The overwhelming majority of the population is Bantu, divided into a number of ethnolinguistic groupings. The main ones are the Ovimbundu, constituting some 37% of the population in 2005, the Kimbundu, totaling 25% of the population, and the Bakongo with 13%.
Portuguese is the official language - Other spoken languages include Umbundu, Kimbundu, Kikongo, and Tchokwe. Other dialects are used at local levels.

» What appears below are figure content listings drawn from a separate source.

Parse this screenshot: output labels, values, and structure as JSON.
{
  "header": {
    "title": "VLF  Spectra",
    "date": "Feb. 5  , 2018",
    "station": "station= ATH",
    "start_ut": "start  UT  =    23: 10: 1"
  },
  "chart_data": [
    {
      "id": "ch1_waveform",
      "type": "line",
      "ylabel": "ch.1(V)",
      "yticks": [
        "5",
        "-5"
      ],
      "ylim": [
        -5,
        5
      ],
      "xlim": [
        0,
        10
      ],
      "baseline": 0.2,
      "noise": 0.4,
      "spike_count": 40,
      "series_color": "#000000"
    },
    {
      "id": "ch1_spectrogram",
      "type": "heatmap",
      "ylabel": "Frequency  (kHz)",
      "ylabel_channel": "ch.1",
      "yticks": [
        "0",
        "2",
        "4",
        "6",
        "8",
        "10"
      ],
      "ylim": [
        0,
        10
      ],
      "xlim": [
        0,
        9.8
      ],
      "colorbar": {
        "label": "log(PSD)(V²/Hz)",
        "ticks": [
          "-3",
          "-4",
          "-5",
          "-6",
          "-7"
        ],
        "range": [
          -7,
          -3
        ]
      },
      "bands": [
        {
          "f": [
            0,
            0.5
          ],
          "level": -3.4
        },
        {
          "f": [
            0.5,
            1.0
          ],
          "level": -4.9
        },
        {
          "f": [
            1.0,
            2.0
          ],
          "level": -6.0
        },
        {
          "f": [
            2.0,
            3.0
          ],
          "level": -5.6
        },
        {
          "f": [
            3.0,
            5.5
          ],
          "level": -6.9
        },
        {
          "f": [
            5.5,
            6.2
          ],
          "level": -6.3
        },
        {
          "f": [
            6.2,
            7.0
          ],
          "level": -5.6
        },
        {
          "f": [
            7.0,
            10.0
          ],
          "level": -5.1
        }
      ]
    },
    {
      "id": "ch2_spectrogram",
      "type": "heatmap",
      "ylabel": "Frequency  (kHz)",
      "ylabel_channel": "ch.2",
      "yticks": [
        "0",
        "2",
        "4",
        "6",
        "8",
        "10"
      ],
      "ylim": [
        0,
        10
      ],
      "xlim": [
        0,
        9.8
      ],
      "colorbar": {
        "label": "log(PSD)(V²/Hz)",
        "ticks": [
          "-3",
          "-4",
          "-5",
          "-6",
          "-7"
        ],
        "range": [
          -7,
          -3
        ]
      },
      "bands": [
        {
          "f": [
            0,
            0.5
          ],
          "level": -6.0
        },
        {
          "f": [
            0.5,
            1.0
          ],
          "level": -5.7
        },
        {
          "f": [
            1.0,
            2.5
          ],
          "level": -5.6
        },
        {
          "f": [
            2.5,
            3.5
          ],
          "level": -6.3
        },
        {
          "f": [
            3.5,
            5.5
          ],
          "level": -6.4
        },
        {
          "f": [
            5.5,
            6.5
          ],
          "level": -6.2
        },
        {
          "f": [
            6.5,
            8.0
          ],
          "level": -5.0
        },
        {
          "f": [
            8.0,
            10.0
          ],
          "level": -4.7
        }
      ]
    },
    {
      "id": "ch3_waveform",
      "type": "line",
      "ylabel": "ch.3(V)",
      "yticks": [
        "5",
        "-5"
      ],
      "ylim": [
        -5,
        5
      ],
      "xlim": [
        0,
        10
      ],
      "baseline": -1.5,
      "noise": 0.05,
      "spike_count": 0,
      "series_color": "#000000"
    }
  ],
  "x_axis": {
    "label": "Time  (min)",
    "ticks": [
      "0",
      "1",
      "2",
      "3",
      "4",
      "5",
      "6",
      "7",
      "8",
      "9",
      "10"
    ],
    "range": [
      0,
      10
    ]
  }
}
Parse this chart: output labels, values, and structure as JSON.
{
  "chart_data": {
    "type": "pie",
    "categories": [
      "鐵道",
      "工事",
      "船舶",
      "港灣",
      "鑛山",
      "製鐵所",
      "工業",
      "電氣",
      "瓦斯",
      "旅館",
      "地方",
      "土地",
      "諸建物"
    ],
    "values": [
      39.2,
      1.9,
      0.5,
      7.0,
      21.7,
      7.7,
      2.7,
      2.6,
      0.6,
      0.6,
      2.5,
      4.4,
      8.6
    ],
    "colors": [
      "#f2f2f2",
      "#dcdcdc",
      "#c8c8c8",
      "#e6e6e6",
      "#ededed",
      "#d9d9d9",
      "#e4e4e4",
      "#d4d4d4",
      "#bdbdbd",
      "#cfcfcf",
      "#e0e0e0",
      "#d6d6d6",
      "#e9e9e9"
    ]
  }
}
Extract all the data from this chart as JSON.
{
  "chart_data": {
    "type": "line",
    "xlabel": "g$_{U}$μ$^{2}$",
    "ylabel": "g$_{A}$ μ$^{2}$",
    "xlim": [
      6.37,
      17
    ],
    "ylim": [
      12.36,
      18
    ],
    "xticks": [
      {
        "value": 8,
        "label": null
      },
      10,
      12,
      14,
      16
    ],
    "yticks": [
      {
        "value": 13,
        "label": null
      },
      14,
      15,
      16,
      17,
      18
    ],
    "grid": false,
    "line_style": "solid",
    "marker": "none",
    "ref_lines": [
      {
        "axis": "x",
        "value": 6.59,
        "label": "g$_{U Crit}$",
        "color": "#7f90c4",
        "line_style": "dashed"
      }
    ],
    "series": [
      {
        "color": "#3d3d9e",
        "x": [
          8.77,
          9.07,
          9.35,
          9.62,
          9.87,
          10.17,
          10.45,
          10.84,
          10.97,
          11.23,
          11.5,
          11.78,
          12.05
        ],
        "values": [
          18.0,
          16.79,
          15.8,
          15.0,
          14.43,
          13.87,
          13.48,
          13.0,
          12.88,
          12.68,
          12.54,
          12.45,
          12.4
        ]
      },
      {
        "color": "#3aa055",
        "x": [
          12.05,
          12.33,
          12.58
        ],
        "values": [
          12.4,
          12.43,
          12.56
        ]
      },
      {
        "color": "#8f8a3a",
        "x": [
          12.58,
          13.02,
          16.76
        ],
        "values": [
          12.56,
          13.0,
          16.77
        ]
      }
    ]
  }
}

Christianity is the primary religion, with Roman Catholicism being the largest denomination. An estimated five million people are Roman Catholic. Almost half the population (47%) follow African traditional beliefs either exclusively or in conjunction with other faiths. The largest syncretic religious group is the Kimbanguist Church, whose followers believe that the mid-20th century Congolese pastor Joseph Kimbangu was a prophet. Communities in rural areas of the country practice animism and other indigenous religions. There is also a small Islamic community. The constitution provides for freedom of religion and this right is generally respected in practice.
Angola has about 26,000 km of roadways, but much of it is in need of repair and upgrade. There are three separate railway lines in Angola: Luanda Railway (CFL) (northern), Benguela Railway (CFB) (central), Moçâmedes Railway (CFM) (southern). There are 1,300 km navigable waterways. There are 211 airports in Angola, 30 of which are paved and the remainder are unpaved. There is an international airport in the capital Luanda; Quatro de Fevereiro International Airport.
Other interesting Facts About Angola:
- Angola’s ANTHEM is Angola Avanti (Onward Angola) and was adopted as the national anthem in November 1975, when the country gained its independence from Portugal. The lyrics make reference to several key events of the People's Movement for the Liberation of Angola (MPLA), which has been in power since independence and was the only party in Angola until 1992.
- Angola's economy is one of the world's fastest growing - Between 1994 and 2004, Angola had one of the world's fastest-growing economies. Recent programs set in place by President Joao Lourenco will ensure another boom in the economy.
- Angola is very rich in natural resources - The country is the 2nd largest oil and diamond producer in sub-Saharan Africa
- Luanda is known as the " Paris of Africa" - This title is apparently due to the city's sophisticated culture and atmosphere.
- Angola gained independence in 1975 - The country got independence from Portugal on November 11, 1975. It is the last country in Africa to gain independence from Portugal.
- Civil war lasted from independence (1975) to 2002 - After Angola gained independence, the country went through a long period of civil war, causing millions of lives to be lost.
- Angola has a very young population - Interestingly, nearly 70% of the population in Angola is under the age of 24.
- The name of the country is derived from the Kimbundu word N'gola, meaning King - N'gola (King) Kiluange was the king of the Ndongo Kingdom at the time of the Portuguese arrival in what is now Angola.
- The local currency is called the Kwanza (AOA) - 1 USD is about 286 Kwanza.
- The Angolan flag is red, black and gold - The red part of the flag represents the blood of Angolans killed in conflicts, the black represents the Angolan people, and as for the gold parts - the cogwheel represents industry, the gold machete represents peasantry, and the gold star is modeled after the star on the flag of the former Soviet Union.
- Angola's traditional music is the semba - Brazilian samba is believed to have originated in Angola, where it's known as "semba". The two are very similar. Angolan semba was danced to celebrate different occasions and is known as the music of the sea.
- Angola's national tree is the majestic imbondeiro - There is one tree that is special to Angolans, called "imbondeiro". There was a popular belief that God planted this tree, also known as "Boabob" upside down. The unusual looking imbondeiro tree can be found growing all over the country and on local artwork.